It seems too crowded for my liking but whenever I look at other apps I always notice that the controls are much more tightly packed than in my apps so I figure I will try not spreading things out so much... but I dunno, what are your thoughts on the colour scheme and layout etc?
Dont worry im not going to be posting asking for opinions on every single form but like in the other app I want to keep a continuous theme throughout so getting one form right means I can get the rest right (hopefully!)  :Smilie:

----------


## Hamish

Can you get rid of the status and title bars? Then it would be just fine for me.

----------


## chris128

I'm not keen on the statusbar either but I need somewhere for a progress bar and label to show when the login request is being processed  :Frown: 
Also, when you say title bar, do you mean the bit that says "Login" or the actual window title bar with the X etc in?

----------


## Hamish

I meant the actual window title bar. The "Login" bit I like.
Can you make the status bar the same color as the "Login" banner, that would make it better too, I think.

----------


## DeanMc

You could always have the progress bar just appear, you could also just remove th top bar and have login written in a nice white text like calibri.

----------


## chris128

How about this then, no title bar and rounded top corners  :Smilie:

----------


## chris128

> You could always have the progress bar just appear, you could also just remove th top bar and have login written in a nice white text like calibri.
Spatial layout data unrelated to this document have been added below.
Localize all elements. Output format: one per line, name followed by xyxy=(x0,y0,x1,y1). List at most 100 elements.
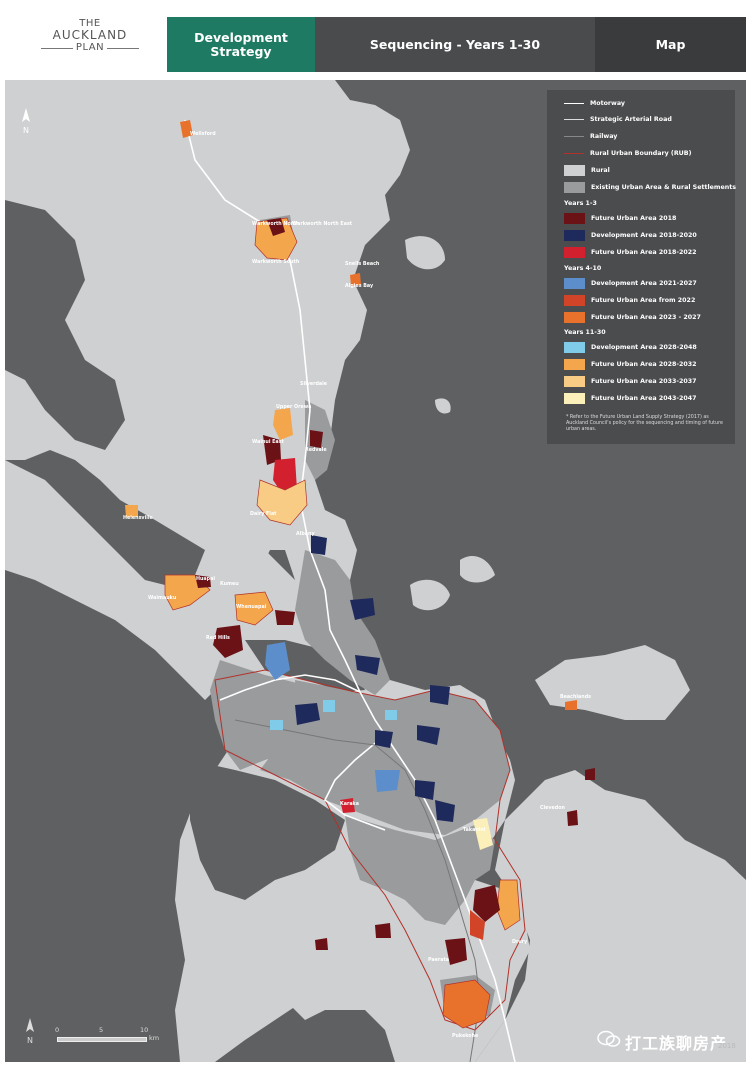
label-silverdale: Silverdale xyxy=(300,382,328,387)
island-motutapu xyxy=(460,555,495,583)
manukau-harbour xyxy=(190,760,345,900)
motorway-southwestern xyxy=(323,734,386,831)
dev-2028-2048-swatch xyxy=(564,342,585,353)
island-kawau xyxy=(405,236,445,270)
label-clevedon: Clevedon xyxy=(540,806,565,811)
motorway-northwestern xyxy=(219,674,361,701)
legend-arterial: Strategic Arterial Road xyxy=(564,113,672,126)
map-legend: Motorway Strategic Arterial Road Railway… xyxy=(547,90,736,444)
logo-line-3: PLAN xyxy=(75,42,105,53)
dev-south-1 xyxy=(415,780,435,800)
fua-2018-swatch xyxy=(564,213,585,224)
auckland-map xyxy=(5,80,746,1062)
legend-footnote: * Refer to the Future Urban Land Supply … xyxy=(566,415,723,432)
label-dairy-flat: Dairy Flat xyxy=(250,512,277,517)
fua-drury-3 xyxy=(470,910,485,940)
fua-from-2022-swatch xyxy=(564,295,585,306)
fua-clarks-beach xyxy=(315,938,328,950)
logo-rule-left xyxy=(41,48,73,49)
label-paerata: Paerata xyxy=(428,958,450,963)
legend-fua-2018-2022: Future Urban Area 2018-2022 xyxy=(564,246,697,259)
scale-tick-5: 5 xyxy=(99,1026,104,1034)
fua-wellsford xyxy=(180,120,193,138)
dev-2021-south xyxy=(375,770,400,792)
label-wainui-east: Wainui East xyxy=(252,440,284,445)
dev-central-5 xyxy=(417,725,440,745)
header: THE AUCKLAND PLAN Development Strategy S… xyxy=(0,0,756,80)
label-albany: Albany xyxy=(296,532,315,537)
dev-takapuna xyxy=(350,598,375,620)
fua-silverdale-north xyxy=(273,408,293,440)
dev-northwest xyxy=(265,642,290,680)
dev-central-4 xyxy=(375,730,393,748)
fua-clevedon-2 xyxy=(585,768,595,780)
tab-sequencing[interactable]: Sequencing - Years 1-30 xyxy=(315,17,595,72)
fua-clevedon xyxy=(567,810,578,826)
fua-redhills xyxy=(213,625,243,658)
motorway-line-swatch xyxy=(564,103,584,104)
legend-motorway: Motorway xyxy=(564,97,625,110)
fua-warkworth-north xyxy=(267,218,285,236)
north-arrow-svg: N xyxy=(22,108,30,135)
legend-dev-2028-2048: Development Area 2028-2048 xyxy=(564,341,697,354)
fua-drury-2 xyxy=(473,885,500,922)
fua-huapai xyxy=(195,575,211,588)
fua-snells xyxy=(350,273,361,286)
urban-swatch xyxy=(564,182,585,193)
label-pukekohe: Pukekohe xyxy=(452,1034,479,1039)
island-tiritiri xyxy=(435,398,451,414)
label-waimauku: Waimauku xyxy=(148,596,177,601)
label-redvale: Redvale xyxy=(305,448,327,453)
legend-section-years-1-3: Years 1-3 xyxy=(564,200,597,207)
fua-dairy-flat xyxy=(256,479,308,526)
label-wellsford: Wellsford xyxy=(190,132,216,137)
scale-bar: 0 5 10 km xyxy=(55,1026,167,1046)
fua-2018-2022-swatch xyxy=(564,247,585,258)
label-snells-beach: Snells Beach xyxy=(345,262,380,267)
north-arrow-icon: N xyxy=(16,106,36,136)
rural-land-southeast xyxy=(475,770,746,1062)
fua-paerata xyxy=(445,938,467,965)
dev-albany xyxy=(311,535,327,555)
arterial-line-swatch xyxy=(564,119,584,120)
tab-map[interactable]: Map xyxy=(595,17,746,72)
label-warkworth-north: Warkworth North xyxy=(252,222,299,227)
rural-urban-boundary xyxy=(214,669,526,1031)
fua-karaka xyxy=(340,798,355,813)
scale-unit: km xyxy=(149,1034,160,1042)
fua-takanini xyxy=(473,818,493,850)
tab-development-strategy[interactable]: Development Strategy xyxy=(167,17,315,72)
legend-railway: Railway xyxy=(564,130,617,143)
fua-2023-2027-swatch xyxy=(564,312,585,323)
label-upper-orewa: Upper Orewa xyxy=(276,405,312,410)
label-whenuapai: Whenuapai xyxy=(236,605,267,610)
north-arrow-bottom-icon: N xyxy=(20,1016,40,1046)
kaipara-harbour xyxy=(5,200,125,450)
dev-south-2 xyxy=(435,800,455,822)
label-helensville: Helensville xyxy=(123,516,153,521)
legend-fua-2023-2027: Future Urban Area 2023 - 2027 xyxy=(564,311,701,324)
label-drury: Drury xyxy=(512,940,528,945)
label-karaka: Karaka xyxy=(340,802,359,807)
legend-fua-2028-2032: Future Urban Area 2028-2032 xyxy=(564,358,697,371)
north-arrow-bottom-svg: N xyxy=(26,1018,34,1045)
north-letter-bottom: N xyxy=(27,1036,33,1045)
dev-central-3 xyxy=(295,703,320,725)
scale-bar-line xyxy=(57,1037,147,1042)
fua-beachlands xyxy=(565,700,577,710)
fua-whenuapai-2 xyxy=(275,610,295,625)
label-huapai: Huapai xyxy=(196,577,215,582)
railway-line xyxy=(234,719,481,1062)
rural-land-southwest xyxy=(175,840,305,1062)
legend-rural: Rural xyxy=(564,164,610,177)
legend-urban: Existing Urban Area & Rural Settlements xyxy=(564,181,736,194)
legend-section-years-11-30: Years 11-30 xyxy=(564,329,606,336)
urban-isthmus xyxy=(260,680,510,835)
dev-central-2 xyxy=(430,685,450,705)
motorway-northern xyxy=(184,119,361,693)
fua-2043-2047-swatch xyxy=(564,393,585,404)
auckland-plan-logo: THE AUCKLAND PLAN xyxy=(35,18,145,66)
wechat-icon xyxy=(597,1030,621,1048)
legend-rub: Rural Urban Boundary (RUB) xyxy=(564,147,691,160)
legend-dev-2018-2020: Development Area 2018-2020 xyxy=(564,229,697,242)
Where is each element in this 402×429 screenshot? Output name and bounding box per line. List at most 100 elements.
Yeah but where would the progress bar appear? There's no room on the form to stick it! Or did you mean in a new window or something?

----------


## Hamish

> How about this then, no title bar and rounded top corners


Much better, now all I would like is to have the color of the status bar the same as the Login banner.

----------


## chris128

I just tried that but it doesnt look great. just playing about with some slightly darker colours for that bit now  :Smilie:

----------


## Hamish

I think colors are very nice, but I'm a 2-color scheme kind of guy I guess. How about making it the same as the rest of the window then? With white text and progress bar.

----------


## chris128

OK, here's both, I prefer the second one but what do you guys think?

----------


## DeanMc

Leave the space for it where the status bar is.

----------


## DeanMc

Thats what I ment.

----------


## chris128

Ah I see, well personally I quite like the look of the status bar now after making it the same colour as the rest of the form as Hammish suggested so I might leave it on there.

Oh and I just ordered those 60,000 icons or however many it is so I'll be getting some of them on there soon too  :Smilie:

----------


## dee-u

Just wondering how long does the process of logging in takes? Why does it need a progress bar?

----------


## chris128

Well if the database settings are incorrect then it can take up to 15 seconds or so for the connection to timeout. Even if its correct, logging in is done via a user/password table in an SQL server on the network so if its a slow network (or slow server/PC) then the login could take a few seconds.

----------


## Pac_741

If you need help, in designing i can help check out my web page.

----------


## DeanMc

I believe its now 83,000 Chris!

----------


## chris128

> 644606 unique icons in 208 icon collections & counting


Looks like its quite a lot more than we thought  :Smilie:

----------


## DeanMc

ah ha!

----------